Believe it or not, hidden in the design of the thoroughly modern compact economy car is a tip of the hat to the muscular 1969 Dodge Charger owned by Bo and Luke.

It’s easy to miss with a quick glance, but as the roofline sweeps toward the back of the car it pulls away from the rear window to form tiny flying buttresses like the ones made famous by the Charger, just on a much, much smaller scale. Their inclusion is purely for style, elongating the profile of the car for a more aggressive look.

Despite their subtlety, Dodge head of exterior design Joe Dehner says the buttresses are the sort of touch that resonates with fans of the brand’s heritage.

“We own the buttress,” Dehner says, “this is a way to celebrate it and keep it alive.”

It’s not the only traditional touch seen in Chrysler showrooms these days.
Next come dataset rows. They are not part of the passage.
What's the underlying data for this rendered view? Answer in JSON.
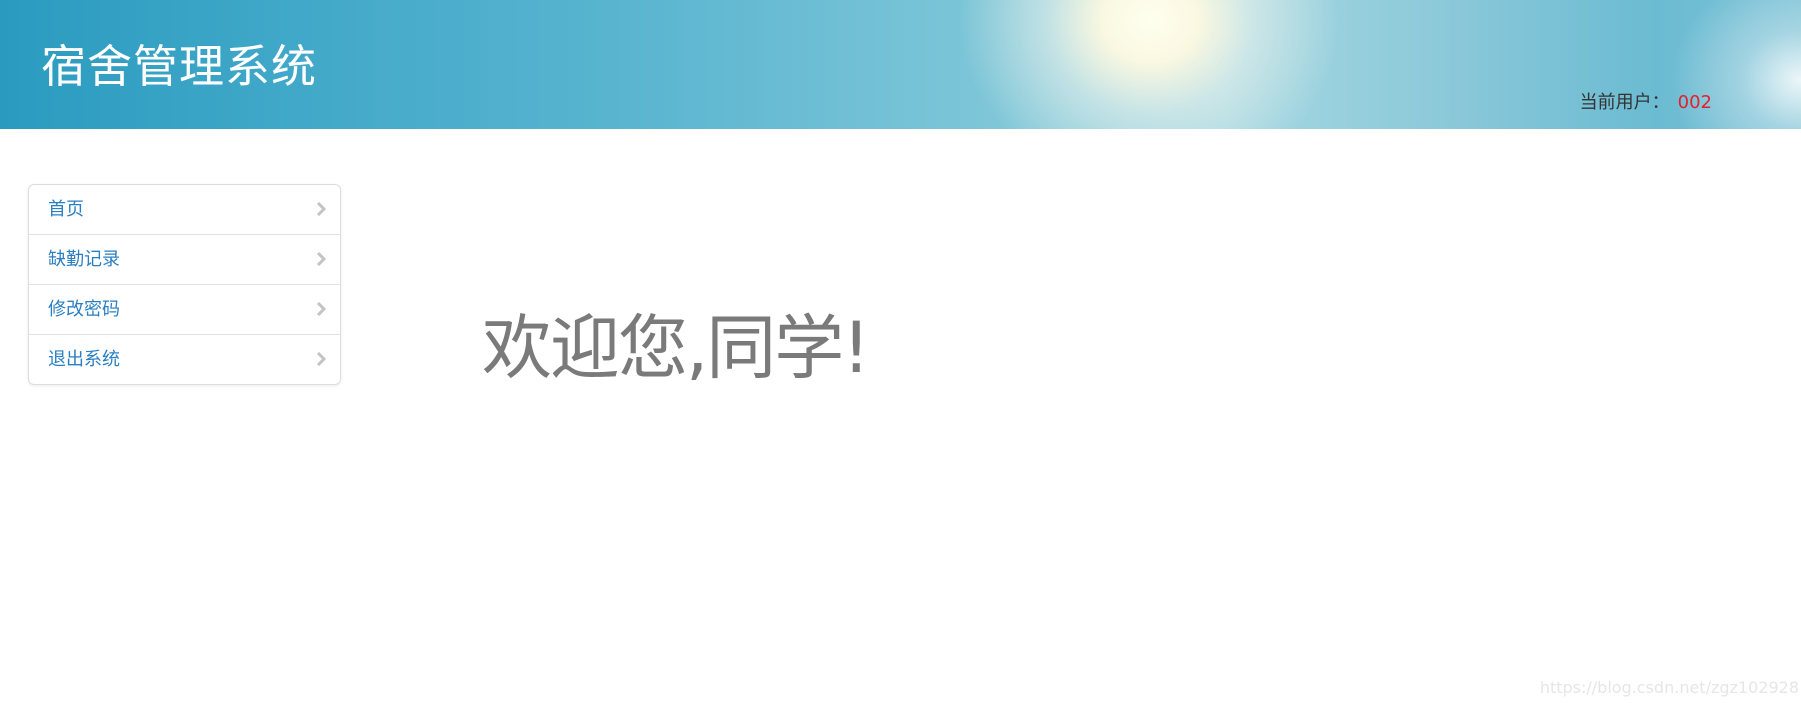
{
  "header": {
    "title": "宿舍管理系统",
    "current_user_label": "当前用户：",
    "current_user_value": "002"
  },
  "sidebar": {
    "items": [
      {
        "label": "首页",
        "icon": "chevron-right-icon"
      },
      {
        "label": "缺勤记录",
        "icon": "chevron-right-icon"
      },
      {
        "label": "修改密码",
        "icon": "chevron-right-icon"
      },
      {
        "label": "退出系统",
        "icon": "chevron-right-icon"
      }
    ]
  },
  "main": {
    "welcome_text": "欢迎您,同学!"
  },
  "watermark": "https://blog.csdn.net/zgz102928",
  "colors": {
    "header_accent": "#2a9bbf",
    "link": "#2a7fc2",
    "user_id": "#e4202d",
    "welcome": "#7a7a7a"
  }
}
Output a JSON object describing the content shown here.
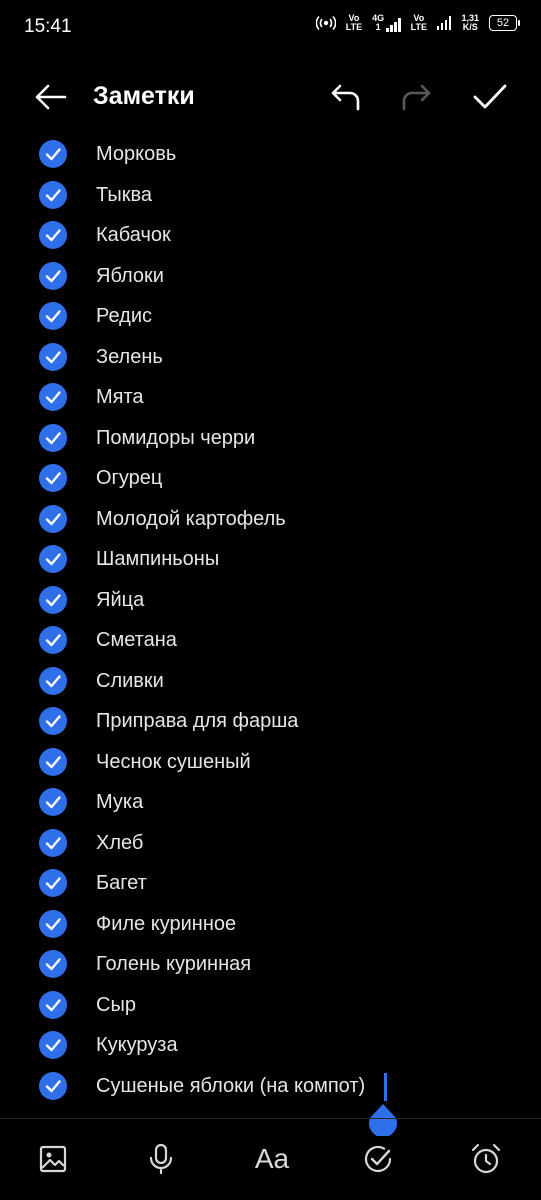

The current Charger also has its own take on the buttress, along with side scallops that hearken back to the 1968 version of the car. Meanwhile, the latest Chrysler 300 sports a touch of tailfin on its rear fenders that may be a far cry from the stylistic stabilizers seen on the 1960 model, but a clever Easter egg, nevertheless.

Of course if you really want to go all out with the reformed moonshiner motif, the new Dart is available from the factory with Header Orange paint.

Adding the “01” on the side is up to you.